Os que apoiam, especialmente, o regime de
cotas raciais baseiam-se no correto pressuposto de que aqui a cor da pele
insere-se em nossa cultura do preconceito que agrava, no plano individual,
desigualdades sociais históricas. Mas baseiam-se também no equivocado
pressuposto de que raça é cor genérica e que seus matizes são equivalentes,
como negro e pardo. Quando, na verdade, referem-se a origens étnicas diferentes
nas consequências em injustiças sociais crônicas.
Portanto, agem em nome e em defesa dos
interesses do negro genérico, uma categoria abstrata. O critério é superficial.
Nem por isso deixa de ser legítimo como reivindicação implícita de uma revisão
ampla de nossa concepção de justiça social, dos direitos sociais de todos, não
só dos negros, e da própria concepção de igualdade, aqui geralmente reduzida ao
jurídico.
De certo modo, num país como este, todas as
vítimas de preconceito e de injustiça são sociologicamente negras, mesmo não o
sendo nem se reconhecendo como tais nem como tais sendo reconhecidas. Aqui,
negra é a cor da injustiça.
No mesmo ano de 2012, em que foi
questionada no STF a constitucionalidade do regime de cotas, por dez anos,
adotado pela UnB, foi promulgada a Lei nº 12.711, do Congresso Nacional, que
dele também trata. A lei contém, implicitamente, uma concepção de reparação de
injustiça com base em mais curiosa ainda concepção de injustiça social.
O benefício abrange pretos, pardos, indígenas,
pessoas com deficiência, as que tenham cursado integralmente o ensino médio em
escolas públicas e estudantes de famílias com rendimento igual ou inferior ao
salário mínimo.

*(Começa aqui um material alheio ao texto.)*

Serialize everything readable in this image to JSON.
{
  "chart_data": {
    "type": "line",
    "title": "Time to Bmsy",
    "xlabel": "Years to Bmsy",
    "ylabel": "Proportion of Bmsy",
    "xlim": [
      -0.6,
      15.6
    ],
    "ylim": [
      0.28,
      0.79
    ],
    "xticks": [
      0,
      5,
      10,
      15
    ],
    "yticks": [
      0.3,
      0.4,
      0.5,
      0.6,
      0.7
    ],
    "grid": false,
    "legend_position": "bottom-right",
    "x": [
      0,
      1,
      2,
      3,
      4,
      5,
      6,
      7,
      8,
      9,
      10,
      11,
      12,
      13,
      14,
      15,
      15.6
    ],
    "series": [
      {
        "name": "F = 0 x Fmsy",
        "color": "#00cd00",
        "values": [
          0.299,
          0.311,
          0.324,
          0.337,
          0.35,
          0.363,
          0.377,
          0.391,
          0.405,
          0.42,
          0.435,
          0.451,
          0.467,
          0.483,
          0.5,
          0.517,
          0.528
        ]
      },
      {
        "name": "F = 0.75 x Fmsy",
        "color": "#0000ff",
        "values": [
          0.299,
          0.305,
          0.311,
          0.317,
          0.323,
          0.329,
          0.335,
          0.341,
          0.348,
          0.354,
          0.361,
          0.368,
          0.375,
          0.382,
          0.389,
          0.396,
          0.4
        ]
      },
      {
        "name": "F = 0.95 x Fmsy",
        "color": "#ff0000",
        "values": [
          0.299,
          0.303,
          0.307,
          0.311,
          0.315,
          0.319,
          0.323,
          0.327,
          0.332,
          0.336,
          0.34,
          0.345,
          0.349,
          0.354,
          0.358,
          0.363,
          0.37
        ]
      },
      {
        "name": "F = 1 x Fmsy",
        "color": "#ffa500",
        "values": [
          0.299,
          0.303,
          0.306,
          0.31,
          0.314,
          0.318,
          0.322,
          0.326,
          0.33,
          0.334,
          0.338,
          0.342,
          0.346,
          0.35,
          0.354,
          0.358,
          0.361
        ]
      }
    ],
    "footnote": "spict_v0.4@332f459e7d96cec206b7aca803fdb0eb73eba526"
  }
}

É nela sutil a concepção de que cor e raça são deficiências.
Uma lei feita por gente que não conhece o que é a realidade social brasileira.
No fundo, para consertar uma sociedade
deformada por descabidos privilégios sociais de alguns, o Congresso oficializou
um sistema de privilégios compensatórios que confirmaram o privilégio estamental
como fundamento da sociedade brasileira ainda nos dias de hoje. O que indica
que estamos no beco sem saída de estruturas sociais do passado. O regime de
cotas não nos liberta desse passado, embora faça justiça tópica a uma parte dos
desvalidos.
Na movimentação que se abriu, em vez de uma
avaliação objetiva das consequências positivas ou negativas do regime de cotas,
os favoráveis e os contrários dividem-se. Na direita, quanto a suprimi-lo, no
espírito das iniquidades do neoliberalismo, de quem pode mais chora menos.
Na esquerda, a proposta mais radical é a de
estendê-lo por mais meio século, na suposição imobilista e antidialética de que
a sociedade não muda. O que nega o pressuposto da própria política de cotas,
que é o de que com ela a sociedade muda e já não mais precisa de privilégios
estamentais para ser justa. O que foi ponderado pelo ministro relator do
processo no STF, Ricardo Lewandowski.
Uma questão que a adoção das cotas não
levou em conta é a de que esse regime deveria ter sido adotado em nome de uma
demanda própria da universidade. A do seu direito e da sua obrigação de
recrutar, em todas as categorias sociais e raciais, pessoas capacitadas e de
grande potencial para a formação universitária nas diferentes áreas de
conhecimento.
Em todas há jovens que se tivessem a
oportunidade de uma ressocialização para as altas solicitações da formação
universitária poderiam se tornar grandes profissionais e cientistas em
benefício da sociedade e da ciência e, só em decorrência, em benefício próprio.
*José de Souza Martins é sociólogo. Professor Emérito da Faculdade de Filosofia da USP. Professor da Cátedra Simón Bolivar, da Universidade de Cambridge, e fellow de Trinity Hall (1993-94). Pesquisador Emérito do CNPq. Membro da Academia Paulista de Letras. Entre outros livros, é autor de "Sociologia do desconhecimento ensaios sobre a incerteza do instante" (Editora Unesp, 2021).